Over the past few years I've increasingly tried to make small contributions to open source projects that I use. Usually these come from me encountering a small issue that I know how to fix, or lightly improving the documentation. Occasionally I've also used the process of "making your first contribution" to get to know a tool from the inside. I'm not a developer, and I'm also not on the core team of any one project, so usually my contributions are very small. That's why I was very surprised a few weeks ago when I got an email from Google's Open Source Peer Bonus program, letting me know that I had been nominated!
It turns out that Google's employees who maintain open source projects can nominate contributors as a thank you from Google and from the community. Receiving the award gets you a nice letter, a mention in their blog post, and a small cash prize. I was nominated for contributing to the Python client libraries for Google BigQuery (
google-cloud-python and its pandas-compatible layer,
pandas-gbq), which we use every day at Catawiki.
These were the contributions I was nominated for:
pydata/pandas-gbq#256: My first time contributing to one of these projects, this PR was just a simple cleanup of a usage example in the documentation. More of a nitpick than anything else, but they reacted in a friendly way which made it much less scary to contribute actual code in the future.
pydata/pandas-gbq#257: This one was an actual feature for pandas-gbq. When you upload a DataFrame to BigQuery, pandas-gbq generates a schema for your table based on the pandas dtypes. Alternately, you can provide your own schema if you want more control, e.g. when dealing with time columns (
TIMESTAMP?). This PR added the ability to provide a schema for only a subset of columns and to fall back to the generated schema for the rest, which is handy if you have a very wide DataFrame and you only want to cast a few columns.
googleapis/google-cloud-python#7552: I'm a simple man. I see incremental progress, I want a progress bar. This PR, which originally started as a feature request on pandas-gbq, added a
tqdmprogress bar to Google's BigQuery client when downloading data from BigQuery. I personally wanted this as I was spending a non-negligible amount of time in those days downloading large-ish training sets. As you'll see in the comments of the PR, I got a ton of feedback about my initial commits. It was all very friendly and I learned a lot about the code-review process among real software engineers. In the end, my original request to include this feature in pandas-gbq (and not just google-cloud-python) was actually implemented by someone else! All around a cool example of open source in action.

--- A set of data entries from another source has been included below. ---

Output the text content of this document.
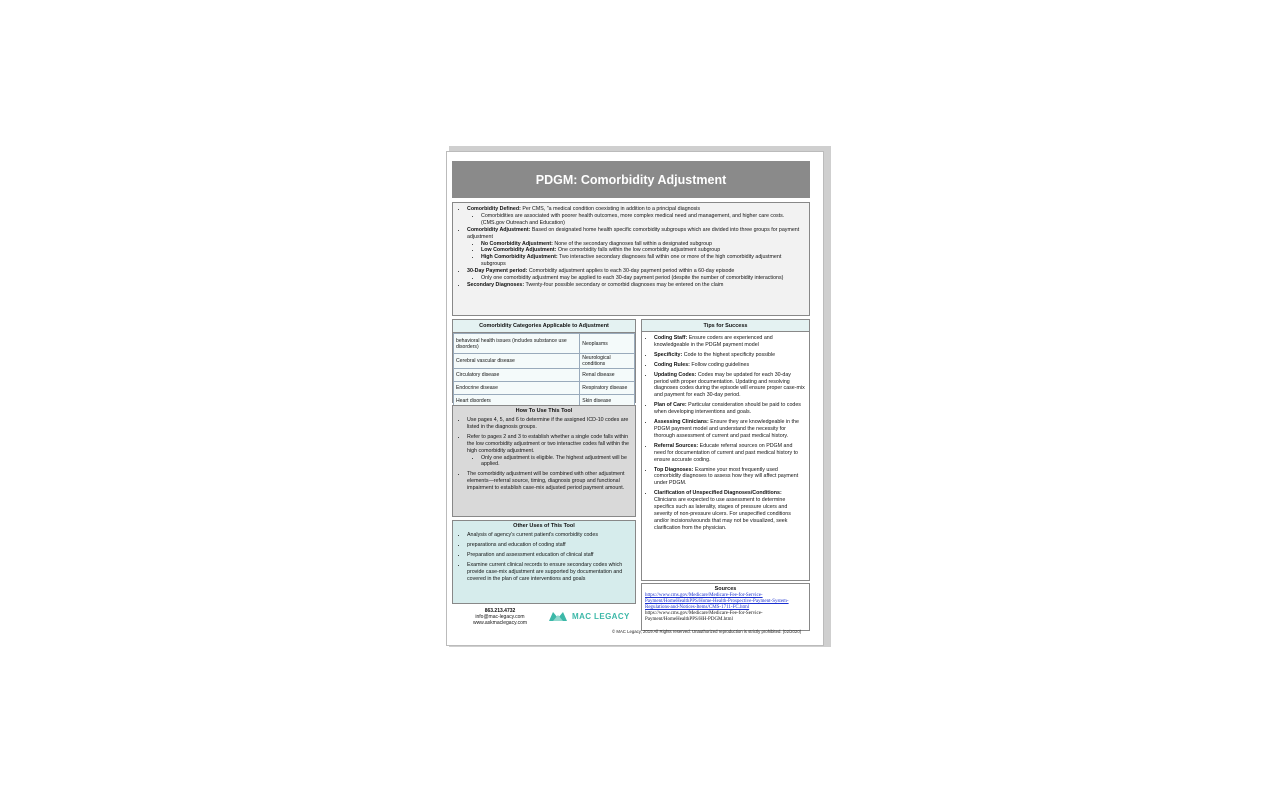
PDGM: Comorbidity Adjustment
• Comorbidity Defined: Per CMS, "a medical condition coexisting in addition to a principal diagnosis
• Comorbidities are associated with poorer health outcomes, more complex medical need and management, and higher care costs. (CMS.gov Outreach and Education)
• Comorbidity Adjustment: Based on designated home health specific comorbidity subgroups which are divided into three groups for payment adjustment
• No Comorbidity Adjustment: None of the secondary diagnoses fall within a designated subgroup
• Low Comorbidity Adjustment: One comorbidity falls within the low comorbidity adjustment subgroup
• High Comorbidity Adjustment: Two interactive secondary diagnoses fall within one or more of the high comorbidity adjustment subgroups
• 30-Day Payment period: Comorbidity adjustment applies to each 30-day payment period within a 60-day episode
• Only one comorbidity adjustment may be applied to each 30-day payment period (despite the number of comorbidity interactions)
• Secondary Diagnoses: Twenty-four possible secondary or comorbid diagnoses may be entered on the claim
Comorbidity Categories Applicable to Adjustment
behavioral health issues (includes substance use disorders)	Neoplasms
Cerebral vascular disease	Neurological conditions
Circulatory disease	Renal disease
Endocrine disease	Respiratory disease
Heart disorders	Skin disease
How To Use This Tool
• Use pages 4, 5, and 6 to determine if the assigned ICD-10 codes are listed in the diagnosis groups.
• Refer to pages 2 and 3 to establish whether a single code falls within the low comorbidity adjustment or two interactive codes fall within the high comorbidity adjustment.
• Only one adjustment is eligible. The highest adjustment will be applied.
• The comorbidity adjustment will be combined with other adjustment elements—referral source, timing, diagnosis group and functional impairment to establish case-mix adjusted period payment amount.
Other Uses of This Tool
• Analysis of agency's current patient's comorbidity codes
• preparations and education of coding staff
• Preparation and assessment education of clinical staff
• Examine current clinical records to ensure secondary codes which provide case-mix adjustment are supported by documentation and covered in the plan of care interventions and goals
Tips for Success
• Coding Staff: Ensure coders are experienced and knowledgeable in the PDGM payment model
• Specificity: Code to the highest specificity possible
• Coding Rules: Follow coding guidelines
• Updating Codes: Codes may be updated for each 30-day period with proper documentation. Updating and resolving diagnoses codes during the episode will ensure proper case-mix and payment for each 30-day period.
• Plan of Care: Particular consideration should be paid to codes when developing interventions and goals.
• Assessing Clinicians: Ensure they are knowledgeable in the PDGM payment model and understand the necessity for thorough assessment of current and past medical history.
• Referral Sources: Educate referral sources on PDGM and need for documentation of current and past medical history to ensure accurate coding.
• Top Diagnoses: Examine your most frequently used comorbidity diagnoses to assess how they will affect payment under PDGM.
• Clarification of Unspecified Diagnoses/Conditions: Clinicians are expected to use assessment to determine specifics such as laterality, stages of pressure ulcers and severity of non-pressure ulcers. For unspecified conditions and/or incisions/wounds that may not be visualized, seek clarification from the physician.
Sources
https://www.cms.gov/Medicare/Medicare-Fee-for-Service-Payment/HomeHealthPPS/Home-Health-Prospective-Payment-System-Regulations-and-Notices-Items/CMS-1711-FC.html
https://www.cms.gov/Medicare/Medicare-Fee-for-Service-Payment/HomeHealthPPS/HH-PDGM.html
863.213.4732
info@mac-legacy.com
www.askmaclegacy.com
MAC LEGACY
© MAC Legacy, 2019 All Rights reserved. Unauthorized reproduction is strictly prohibited. (02/2020)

It's pretty common to be afraid of contributing to open source projects because you're worried about making mistakes, being criticized, etc. For data scientists, I expect this to be even worse as you likely have the added layer of impostor-syndrome from not being a "real" software developer. But if you have tools that you use often and that make your life better, then you get to know them and their quirks pretty quickly, which makes it easier to get started. And maintainers of projects are often very happy to know that people care and want to contribute, especially if you read their
CONTRIBUTING.md or other contribution guidelines first. At the time of writing, there are over 15,000 open "good first issues" in Python projects on GitHub, specifically tagged for people looking to get involved for the first time. Why not give it a try and dive in?